Собственно, с исторички и началась эта история. Пётр Иванович Шмелёв – мужчина не молодой. Он имеет склонность работать с постоянным учительским составом, новых людей он принимает на работу ввиду острой необходимости. Хотя против молодых наш директор ничего не имеет, и в учительской есть на ком взгляд остановить. А то и отвести его в некотором смущении. Вот уже упомянутая учительница истории – она молода и не только остра на слово. Высокая, чернобровая, черноволосая, с крупными конечностями и объемной высокой грудью, с украинскими подвижными губами, Алла Григорьевна Мельник несомненно привлекала внимание. Её уроков мальчики-старшеклассники не пропускали, да и девочки ходили к ней устойчиво, а перед этим упорно красились и подводили глазки в уборной. Не урок, а диско…
Однажды кто-то из родителей прислал в школу и в РОНО жалобу, будто бы Алла Мельник слишком вольно трактует русскую историю. Мол, если верить ей, то Наполеон пошёл на Россию не для того, что наказать русского царя и захватить Москву, а чтобы дать ей свободу. Сталин будто бы сбежал из Москвы, стоило духу немца появиться под столицей. Бдительный родитель обвинял школу не огульно, он привёл ссылки на авторитетов науки, сам подписался кандидатом наук, и требовал от директора объяснений, а от учительницы – покаяния. А только Мельник в ответ пригласила в школу знаменитого писателя Акулина. Акулин в те дни гремел. Его романы на исторические темы разлетались в книжных лавках на вокзалах, как пончики в базарный день.
Акулин оказался моложавым франтом и давним мельниковским приятелем. Он собрал полный актовый зал. Пришли учителя из соседних школ, в первом ряду было замечено районное начальство и даже жена большого дяди из городского Министерства образования. Прозаик рассказывал один за другим исторические анекдоты о глупостях и мерзостях русской власти, затем женщины дарили писателю цветы, а он был с ними галантен и ловок, как хозяин Венского бала. Кончилось тем, что автора письма заклеймили ретроградом, а Аллу по очереди похвалили жена Минобразования и директор. Шмелев даже пригубил при всех её румяную щёчку.
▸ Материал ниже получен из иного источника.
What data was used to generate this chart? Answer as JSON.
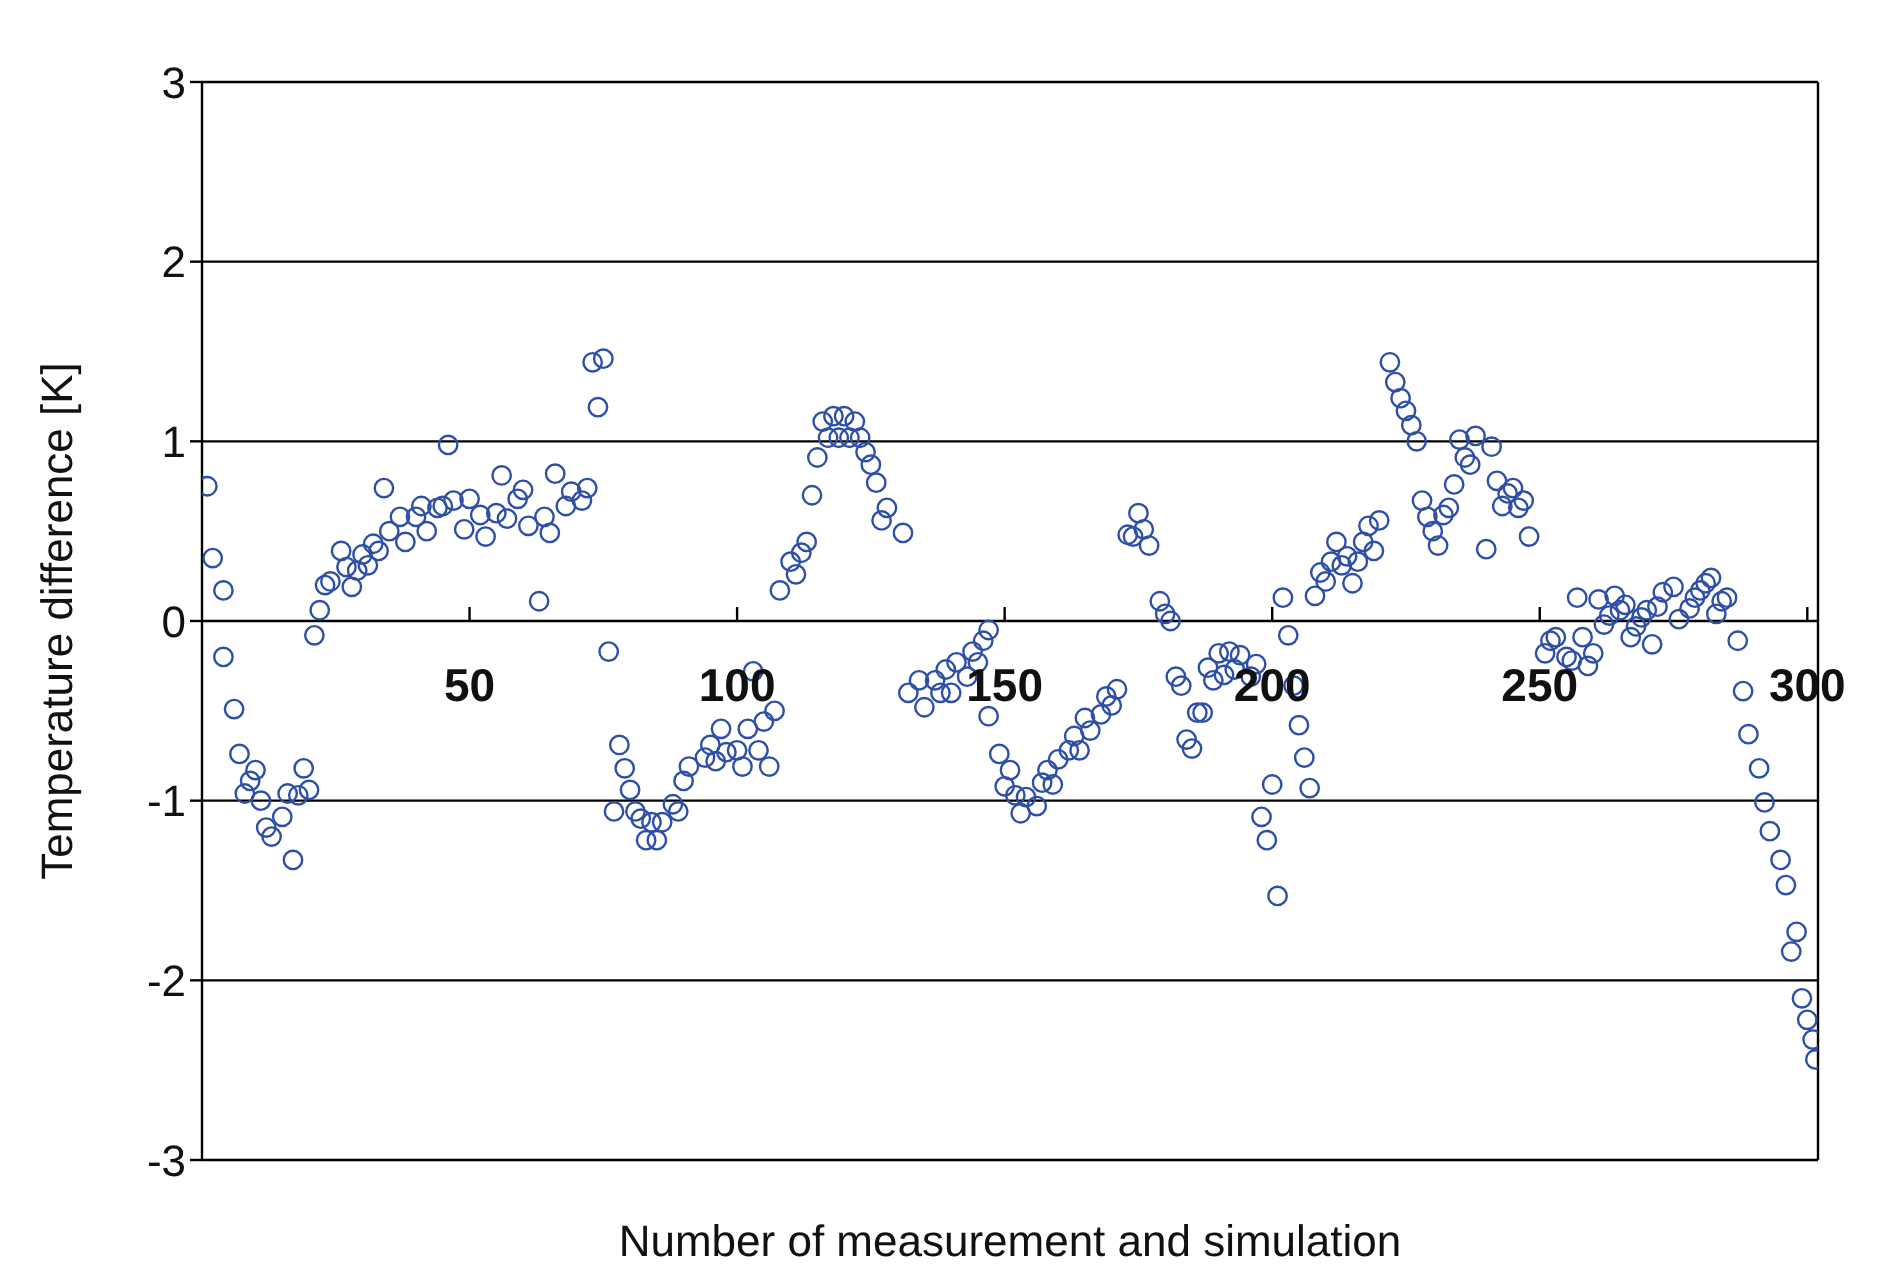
{
  "chart_data": {
    "type": "scatter",
    "xlabel": "Number of measurement and simulation",
    "ylabel": "Temperature difference [K]",
    "xlim": [
      0,
      302
    ],
    "xticks": [
      50,
      100,
      150,
      200,
      250,
      300
    ],
    "ylim": [
      -3,
      3
    ],
    "yticks": [
      -3,
      -2,
      -1,
      0,
      1,
      2,
      3
    ],
    "grid": "y",
    "marker": "circle",
    "series": [
      {
        "color": "#2e4fa8",
        "x": [
          1,
          2,
          4,
          4,
          6,
          7,
          8,
          9,
          10,
          11,
          12,
          13,
          15,
          16,
          17,
          18,
          19,
          20,
          21,
          22,
          23,
          24,
          26,
          27,
          28,
          29,
          30,
          31,
          32,
          33,
          34,
          35,
          37,
          38,
          40,
          41,
          42,
          44,
          45,
          46,
          47,
          49,
          50,
          52,
          53,
          55,
          56,
          57,
          59,
          60,
          61,
          63,
          64,
          65,
          66,
          68,
          69,
          71,
          72,
          73,
          74,
          75,
          76,
          77,
          78,
          79,
          80,
          81,
          82,
          83,
          84,
          85,
          86,
          88,
          89,
          90,
          91,
          94,
          95,
          96,
          97,
          98,
          100,
          101,
          102,
          103,
          104,
          105,
          106,
          107,
          108,
          110,
          111,
          112,
          113,
          114,
          115,
          116,
          117,
          118,
          119,
          120,
          121,
          122,
          123,
          124,
          125,
          126,
          127,
          128,
          131,
          132,
          134,
          135,
          137,
          138,
          139,
          140,
          141,
          143,
          144,
          145,
          146,
          147,
          147,
          149,
          150,
          151,
          152,
          153,
          154,
          156,
          157,
          158,
          159,
          160,
          162,
          163,
          164,
          165,
          166,
          168,
          169,
          170,
          171,
          173,
          174,
          175,
          176,
          177,
          179,
          180,
          181,
          182,
          183,
          184,
          185,
          186,
          187,
          188,
          189,
          190,
          191,
          192,
          193,
          194,
          196,
          197,
          198,
          199,
          200,
          201,
          202,
          203,
          204,
          205,
          206,
          207,
          208,
          209,
          210,
          211,
          212,
          213,
          214,
          215,
          216,
          217,
          218,
          219,
          220,
          222,
          223,
          224,
          225,
          226,
          227,
          228,
          229,
          230,
          231,
          232,
          233,
          234,
          235,
          236,
          237,
          238,
          240,
          241,
          242,
          243,
          244,
          245,
          246,
          247,
          248,
          251,
          252,
          253,
          255,
          256,
          257,
          258,
          259,
          260,
          261,
          262,
          263,
          264,
          265,
          266,
          267,
          268,
          269,
          270,
          271,
          272,
          273,
          275,
          276,
          278,
          279,
          280,
          281,
          282,
          283,
          284,
          285,
          287,
          288,
          289,
          291,
          292,
          293,
          295,
          296,
          297,
          298,
          299,
          300,
          301,
          301.5
        ],
        "values": [
          0.75,
          0.35,
          0.17,
          -0.2,
          -0.49,
          -0.74,
          -0.96,
          -0.89,
          -0.83,
          -1.0,
          -1.15,
          -1.2,
          -1.09,
          -0.96,
          -1.33,
          -0.97,
          -0.82,
          -0.94,
          -0.08,
          0.06,
          0.2,
          0.22,
          0.39,
          0.3,
          0.19,
          0.28,
          0.37,
          0.31,
          0.43,
          0.39,
          0.74,
          0.5,
          0.58,
          0.44,
          0.58,
          0.64,
          0.5,
          0.63,
          0.64,
          0.98,
          0.67,
          0.51,
          0.68,
          0.59,
          0.47,
          0.6,
          0.81,
          0.57,
          0.68,
          0.73,
          0.53,
          0.11,
          0.58,
          0.49,
          0.82,
          0.64,
          0.72,
          0.67,
          0.74,
          1.44,
          1.19,
          1.46,
          -0.17,
          -1.06,
          -0.69,
          -0.82,
          -0.94,
          -1.06,
          -1.1,
          -1.22,
          -1.12,
          -1.22,
          -1.12,
          -1.02,
          -1.06,
          -0.89,
          -0.81,
          -0.76,
          -0.69,
          -0.78,
          -0.6,
          -0.73,
          -0.72,
          -0.81,
          -0.6,
          -0.28,
          -0.72,
          -0.56,
          -0.81,
          -0.5,
          0.17,
          0.33,
          0.26,
          0.38,
          0.44,
          0.7,
          0.91,
          1.11,
          1.02,
          1.14,
          1.02,
          1.14,
          1.02,
          1.11,
          1.02,
          0.94,
          0.87,
          0.77,
          0.56,
          0.63,
          0.49,
          -0.4,
          -0.33,
          -0.48,
          -0.33,
          -0.4,
          -0.27,
          -0.4,
          -0.23,
          -0.31,
          -0.17,
          -0.23,
          -0.11,
          -0.05,
          -0.53,
          -0.74,
          -0.92,
          -0.83,
          -0.97,
          -1.07,
          -0.98,
          -1.03,
          -0.9,
          -0.83,
          -0.91,
          -0.77,
          -0.72,
          -0.64,
          -0.72,
          -0.54,
          -0.61,
          -0.52,
          -0.42,
          -0.47,
          -0.38,
          0.48,
          0.47,
          0.6,
          0.51,
          0.42,
          0.11,
          0.04,
          0.0,
          -0.31,
          -0.36,
          -0.66,
          -0.71,
          -0.51,
          -0.51,
          -0.26,
          -0.33,
          -0.18,
          -0.3,
          -0.17,
          -0.27,
          -0.19,
          -0.31,
          -0.24,
          -1.09,
          -1.22,
          -0.91,
          -1.53,
          0.13,
          -0.08,
          -0.36,
          -0.58,
          -0.76,
          -0.93,
          0.14,
          0.27,
          0.22,
          0.33,
          0.44,
          0.31,
          0.36,
          0.21,
          0.33,
          0.44,
          0.53,
          0.39,
          0.56,
          1.44,
          1.33,
          1.24,
          1.17,
          1.09,
          1.0,
          0.67,
          0.58,
          0.5,
          0.42,
          0.59,
          0.63,
          0.76,
          1.01,
          0.91,
          0.87,
          1.03,
          0.4,
          0.97,
          0.78,
          0.64,
          0.71,
          0.74,
          0.63,
          0.67,
          0.47,
          -0.18,
          -0.11,
          -0.09,
          -0.2,
          -0.22,
          0.13,
          -0.09,
          -0.25,
          -0.18,
          0.12,
          -0.02,
          0.03,
          0.14,
          0.06,
          0.09,
          -0.09,
          -0.03,
          0.02,
          0.06,
          -0.13,
          0.08,
          0.16,
          0.19,
          0.01,
          0.07,
          0.13,
          0.17,
          0.21,
          0.24,
          0.04,
          0.11,
          0.13,
          -0.11,
          -0.39,
          -0.63,
          -0.82,
          -1.01,
          -1.17,
          -1.33,
          -1.47,
          -1.84,
          -1.73,
          -2.1,
          -2.22,
          -2.33,
          -2.44
        ]
      }
    ]
  }
}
А Алла Григорьевна та ещё была революционерка. Когда в школы поступила разнарядка на слияние, она чуть ли не на баррикады звала учителей и родителей. Этим она приобрела горячих сторонников, и даже из тех, которые раньше проявили сочувствие к ретрограду. Впрочем, до баррикад не дошло. Пётр Иванович от слияния с районкой отбился, кому-то из своих прежних товарищей пролив на плечо скупую слезу, а кому и тростью надавив на мозоль. Старый хитрый кот-Бегемот. Да, до баррикад тогда не дошло, но когда на школы спустили новые правила заполнения отчётных документов, и когда учителя снова взвились в праведном гневе на чиновников, чёрная грива Аллы развивалась впереди всех школьных недовольных. Вот тогда и случилось, что для неё Константинов стал гением зла и объектом недобрых ее острот. А дело было в том, что словесник при кажущейся рассеянности отличался тщательностью заполнения журналов и прочего хлама. Он вовсе не роптал на это дело, которое по справедливости среди учителей считается занятием скучным, бюрократичным, а в сумме – по большей части бесполезным. Он писал себе и писал, почерком с ровным наклоном. По букве «р» можно было вымерять угол в семьдесят градусов… Он идеально заполнял свои бумаги, а если кто-то из коллег попросит помочь, то и тому он заполнит под диктовку, хоть в пяти экземплярах. Вот такой-то покорности Алла Григорьевна никак не смогла и не пожелала терпеть. В учительской ей без труда удалось создать компанию пересмешников. Константинов замечал это и даже защищался, только по-своему.